Places like Seattle have embraced that approach; Toronto, not so much, where instead various institutions tend to occupy their very own sliver of land.

There are numerous advantages to combining functions, not least the convenience of a kind of one-stop civic shopping.

“It’s more efficient to do it that way and it strengthens the community,” says Crombie.

photo credit: NICK KOZAK /thestar.com 24.03.13

It would also help break down the silos that separate government functions at all levels from one another.

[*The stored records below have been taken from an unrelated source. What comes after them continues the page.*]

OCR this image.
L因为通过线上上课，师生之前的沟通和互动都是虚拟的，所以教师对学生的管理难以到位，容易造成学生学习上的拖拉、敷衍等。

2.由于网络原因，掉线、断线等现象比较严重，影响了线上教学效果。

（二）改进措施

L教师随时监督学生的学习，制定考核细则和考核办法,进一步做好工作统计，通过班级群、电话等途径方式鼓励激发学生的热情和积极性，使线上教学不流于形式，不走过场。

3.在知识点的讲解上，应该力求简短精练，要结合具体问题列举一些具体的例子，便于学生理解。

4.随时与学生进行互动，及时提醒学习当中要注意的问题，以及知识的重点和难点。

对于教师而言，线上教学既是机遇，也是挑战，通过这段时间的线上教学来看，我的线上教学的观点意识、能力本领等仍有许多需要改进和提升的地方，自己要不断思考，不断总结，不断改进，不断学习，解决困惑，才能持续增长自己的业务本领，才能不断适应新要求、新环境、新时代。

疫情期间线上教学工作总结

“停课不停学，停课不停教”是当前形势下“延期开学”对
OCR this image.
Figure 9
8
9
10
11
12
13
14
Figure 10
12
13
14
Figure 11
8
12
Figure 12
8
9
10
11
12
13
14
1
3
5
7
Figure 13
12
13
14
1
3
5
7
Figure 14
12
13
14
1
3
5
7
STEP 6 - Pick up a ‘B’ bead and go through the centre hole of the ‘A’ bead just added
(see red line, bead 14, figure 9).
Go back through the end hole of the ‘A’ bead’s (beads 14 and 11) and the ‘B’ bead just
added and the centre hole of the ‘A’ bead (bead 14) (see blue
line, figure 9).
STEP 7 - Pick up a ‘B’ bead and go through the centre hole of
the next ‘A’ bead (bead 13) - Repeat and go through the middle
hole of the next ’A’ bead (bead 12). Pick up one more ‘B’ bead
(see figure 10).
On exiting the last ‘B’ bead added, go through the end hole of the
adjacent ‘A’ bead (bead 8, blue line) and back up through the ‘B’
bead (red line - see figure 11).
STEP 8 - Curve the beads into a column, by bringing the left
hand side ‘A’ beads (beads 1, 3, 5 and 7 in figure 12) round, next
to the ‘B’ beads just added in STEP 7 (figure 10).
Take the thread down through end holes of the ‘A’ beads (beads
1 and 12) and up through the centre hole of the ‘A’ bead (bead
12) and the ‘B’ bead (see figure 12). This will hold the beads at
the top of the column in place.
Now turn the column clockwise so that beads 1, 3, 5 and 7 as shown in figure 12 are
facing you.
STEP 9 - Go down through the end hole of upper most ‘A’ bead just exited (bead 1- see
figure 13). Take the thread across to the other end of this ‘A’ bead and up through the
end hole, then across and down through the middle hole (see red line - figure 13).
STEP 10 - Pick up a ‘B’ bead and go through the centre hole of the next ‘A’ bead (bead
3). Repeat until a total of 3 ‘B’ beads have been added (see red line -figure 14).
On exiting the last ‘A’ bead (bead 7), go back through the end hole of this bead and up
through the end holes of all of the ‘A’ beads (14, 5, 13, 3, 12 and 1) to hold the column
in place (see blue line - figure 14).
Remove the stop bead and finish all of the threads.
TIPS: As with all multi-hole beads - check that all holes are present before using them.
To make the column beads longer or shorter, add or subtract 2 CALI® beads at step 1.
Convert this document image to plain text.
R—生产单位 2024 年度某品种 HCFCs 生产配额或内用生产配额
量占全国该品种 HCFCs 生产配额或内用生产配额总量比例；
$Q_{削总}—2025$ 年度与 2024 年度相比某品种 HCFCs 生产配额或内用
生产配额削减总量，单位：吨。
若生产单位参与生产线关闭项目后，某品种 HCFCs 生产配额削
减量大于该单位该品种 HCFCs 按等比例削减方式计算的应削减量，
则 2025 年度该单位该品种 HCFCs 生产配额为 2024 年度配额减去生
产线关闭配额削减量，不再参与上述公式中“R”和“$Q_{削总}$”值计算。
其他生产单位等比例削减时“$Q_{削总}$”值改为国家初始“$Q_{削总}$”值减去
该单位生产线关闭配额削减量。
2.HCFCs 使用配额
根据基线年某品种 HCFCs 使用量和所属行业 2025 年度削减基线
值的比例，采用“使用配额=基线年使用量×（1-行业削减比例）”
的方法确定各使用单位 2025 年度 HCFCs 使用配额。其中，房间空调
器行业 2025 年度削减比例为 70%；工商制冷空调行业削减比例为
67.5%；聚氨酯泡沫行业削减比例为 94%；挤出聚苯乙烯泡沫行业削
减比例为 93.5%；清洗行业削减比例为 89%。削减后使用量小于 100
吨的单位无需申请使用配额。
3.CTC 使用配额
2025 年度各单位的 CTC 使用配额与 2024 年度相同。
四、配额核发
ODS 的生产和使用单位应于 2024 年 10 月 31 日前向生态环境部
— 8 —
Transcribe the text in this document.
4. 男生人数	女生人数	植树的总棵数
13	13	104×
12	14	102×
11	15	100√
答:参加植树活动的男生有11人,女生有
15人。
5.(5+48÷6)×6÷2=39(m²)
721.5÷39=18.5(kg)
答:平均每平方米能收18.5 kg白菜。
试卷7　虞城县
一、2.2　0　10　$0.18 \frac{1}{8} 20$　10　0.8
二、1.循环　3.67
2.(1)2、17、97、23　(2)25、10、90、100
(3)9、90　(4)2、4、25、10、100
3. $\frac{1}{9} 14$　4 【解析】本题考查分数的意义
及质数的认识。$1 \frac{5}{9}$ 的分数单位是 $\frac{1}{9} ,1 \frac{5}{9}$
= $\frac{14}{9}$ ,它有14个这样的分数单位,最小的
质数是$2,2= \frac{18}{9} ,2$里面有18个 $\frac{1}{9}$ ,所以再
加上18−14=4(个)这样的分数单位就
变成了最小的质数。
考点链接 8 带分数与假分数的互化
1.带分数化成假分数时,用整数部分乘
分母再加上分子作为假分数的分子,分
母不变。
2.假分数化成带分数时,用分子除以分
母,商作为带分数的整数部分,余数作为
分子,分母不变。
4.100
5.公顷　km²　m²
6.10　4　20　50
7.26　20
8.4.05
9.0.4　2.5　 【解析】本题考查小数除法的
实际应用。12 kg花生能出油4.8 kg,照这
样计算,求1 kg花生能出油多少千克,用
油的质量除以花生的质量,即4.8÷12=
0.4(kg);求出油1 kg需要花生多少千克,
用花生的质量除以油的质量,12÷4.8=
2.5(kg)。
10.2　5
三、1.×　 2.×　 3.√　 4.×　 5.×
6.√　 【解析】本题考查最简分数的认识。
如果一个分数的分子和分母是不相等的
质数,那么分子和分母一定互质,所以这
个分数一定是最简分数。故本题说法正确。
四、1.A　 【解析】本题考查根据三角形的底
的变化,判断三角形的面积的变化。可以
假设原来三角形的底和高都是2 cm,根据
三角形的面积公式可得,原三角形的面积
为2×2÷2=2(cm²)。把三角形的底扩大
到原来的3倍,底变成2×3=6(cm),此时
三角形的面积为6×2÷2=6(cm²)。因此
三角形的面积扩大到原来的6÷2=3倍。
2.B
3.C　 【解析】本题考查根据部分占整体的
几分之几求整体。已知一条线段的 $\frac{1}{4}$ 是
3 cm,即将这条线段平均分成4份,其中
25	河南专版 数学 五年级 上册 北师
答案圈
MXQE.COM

But Crombie says you’d have to force the issue for that to occur.

“If you say we’re going to fix it so there are no silos, you’ll spend forever on internal papers and internal committees and everybody will just hold on to their turf.”

If, on the other hand, the province were to put its muscle behind community hubs with site-specific initiatives, the various groups would have no choice but to work together.

“They’ll be pushed, and they’ll break down the silos by building up,” argues Crombie. “If you make it site-specific, then people actually have to work toward a real goal. Slowly, you’ll break down those barriers.”

There is, after all, a fiscal attraction for everyone involved.

The school board, city and province all own massive amounts of real estate in Toronto. What if, courtesy of community hubs, you could free up all the now-redundant real estate left over?

“You take all the land that those three have, the waste in terms of land and money at a time when everyone’s talking about getting money,” says Crombie.

“You’ve got surplus land like crazy. We’ve got money lying in the street, not being used.”

His efforts to highlight the cause have, he admits, stalled a bit of late, but Crombie says he wants to go back at it in earnest, which mostly means spreading the word to as many contacts as possible, trying to build a groundswell of interest.

“It’s creating a constituency,” he says. “Constituencies aren’t given to you. You have to go and get ’em. It’s grassroots. It’s working at all levels and we’ve started.”

If this all sounds a bit like wartime Swansea, then it’s a tribute to how much the sensibilities of that little community between High Park and the Humber River have imprinted themselves on Crombie.